As you see, it’s never been very serious, but, he points out, the one-time humility of that plain little pancake has long since been transformed into overindulgence, totally wiping out the ceremonial point of the meal.
It’s a shame, since all good Christians in this country know that the true meaning of the final Tuesday before Lent is to get as drunk as you possibly can and show your bare breasts to random strangers in exchange for beads.
They must not have Bibles in England or they’d know that.
First Dog on the Moon offers us this much-needed dose of good news, cooperation and heroism.

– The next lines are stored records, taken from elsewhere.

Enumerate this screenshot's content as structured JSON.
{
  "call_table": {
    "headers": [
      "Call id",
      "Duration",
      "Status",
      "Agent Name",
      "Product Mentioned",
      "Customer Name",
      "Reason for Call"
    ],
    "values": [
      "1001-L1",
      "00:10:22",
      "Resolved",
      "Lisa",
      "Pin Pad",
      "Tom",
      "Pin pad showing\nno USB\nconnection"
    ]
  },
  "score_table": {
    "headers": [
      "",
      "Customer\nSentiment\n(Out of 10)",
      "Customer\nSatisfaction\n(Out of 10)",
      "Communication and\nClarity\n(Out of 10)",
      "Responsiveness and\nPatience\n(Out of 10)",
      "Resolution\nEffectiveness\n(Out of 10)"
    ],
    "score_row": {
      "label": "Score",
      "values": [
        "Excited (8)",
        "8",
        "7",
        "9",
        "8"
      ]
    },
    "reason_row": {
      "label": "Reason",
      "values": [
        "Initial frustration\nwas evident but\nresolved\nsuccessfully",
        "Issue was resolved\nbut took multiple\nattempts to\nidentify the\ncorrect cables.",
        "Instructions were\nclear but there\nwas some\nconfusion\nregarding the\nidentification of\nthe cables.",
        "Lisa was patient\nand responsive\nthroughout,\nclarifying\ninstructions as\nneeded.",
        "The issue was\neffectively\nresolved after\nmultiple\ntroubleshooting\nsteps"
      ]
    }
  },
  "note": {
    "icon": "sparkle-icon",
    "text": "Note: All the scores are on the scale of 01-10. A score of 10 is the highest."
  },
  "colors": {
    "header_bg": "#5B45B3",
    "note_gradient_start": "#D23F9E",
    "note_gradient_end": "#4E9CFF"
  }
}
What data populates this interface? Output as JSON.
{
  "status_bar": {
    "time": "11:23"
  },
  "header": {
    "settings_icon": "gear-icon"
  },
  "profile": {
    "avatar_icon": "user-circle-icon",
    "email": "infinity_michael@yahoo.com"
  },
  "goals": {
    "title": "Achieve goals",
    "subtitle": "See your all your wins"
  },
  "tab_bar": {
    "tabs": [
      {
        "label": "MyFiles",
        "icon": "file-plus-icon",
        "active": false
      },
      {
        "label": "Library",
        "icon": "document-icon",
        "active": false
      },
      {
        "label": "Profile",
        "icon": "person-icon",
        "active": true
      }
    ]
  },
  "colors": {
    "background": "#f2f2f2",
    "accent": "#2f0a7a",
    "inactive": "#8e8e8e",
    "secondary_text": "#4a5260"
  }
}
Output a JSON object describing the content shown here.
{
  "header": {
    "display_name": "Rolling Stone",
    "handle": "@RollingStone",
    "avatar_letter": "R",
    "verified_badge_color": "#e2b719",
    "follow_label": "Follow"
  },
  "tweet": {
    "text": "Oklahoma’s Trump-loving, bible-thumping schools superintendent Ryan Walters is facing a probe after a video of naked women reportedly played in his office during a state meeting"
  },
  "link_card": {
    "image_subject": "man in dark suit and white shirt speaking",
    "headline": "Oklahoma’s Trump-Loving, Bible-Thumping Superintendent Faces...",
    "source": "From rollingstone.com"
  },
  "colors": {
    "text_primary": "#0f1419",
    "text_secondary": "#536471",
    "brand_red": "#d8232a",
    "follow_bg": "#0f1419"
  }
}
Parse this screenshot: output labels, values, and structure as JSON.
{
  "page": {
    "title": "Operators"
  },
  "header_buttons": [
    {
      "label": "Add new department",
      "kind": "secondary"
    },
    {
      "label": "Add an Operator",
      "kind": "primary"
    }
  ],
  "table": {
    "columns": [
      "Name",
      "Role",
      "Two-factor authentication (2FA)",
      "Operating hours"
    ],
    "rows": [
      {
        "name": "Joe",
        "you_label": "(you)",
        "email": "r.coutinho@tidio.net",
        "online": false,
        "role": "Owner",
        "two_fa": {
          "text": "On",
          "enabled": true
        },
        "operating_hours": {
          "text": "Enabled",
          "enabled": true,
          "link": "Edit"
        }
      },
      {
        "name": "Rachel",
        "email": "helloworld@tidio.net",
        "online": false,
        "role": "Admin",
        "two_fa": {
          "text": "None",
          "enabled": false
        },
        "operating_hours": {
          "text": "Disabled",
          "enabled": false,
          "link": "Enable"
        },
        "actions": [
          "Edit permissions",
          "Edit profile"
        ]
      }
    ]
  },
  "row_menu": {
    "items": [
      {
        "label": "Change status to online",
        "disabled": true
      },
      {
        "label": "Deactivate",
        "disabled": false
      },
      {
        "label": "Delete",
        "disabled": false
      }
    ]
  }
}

Magpies, like their cousins the crows, are noted for stealing shiny objects, but they’re also known for having the capacity to replicate human speech, making them interesting to have around as long as you keep your shiny objects out of sight.
Moreover, as First Dog describes, magpies, unlike human beings, are not ashamed to follow their instincts and take care of each other.
It’s now illegal to keep them as pets in this country and I suspect elsewhere, which is too bad because, while they’re not as verbose or colorful as parrots, they’re far less destructive and less apt to catch a cold and pitch over dead.
However, it’s not hard to get them to come eat in your yard, as long as you don’t try to grab them and strap little tracking devices on them.
Would that we could all work out a deal like that.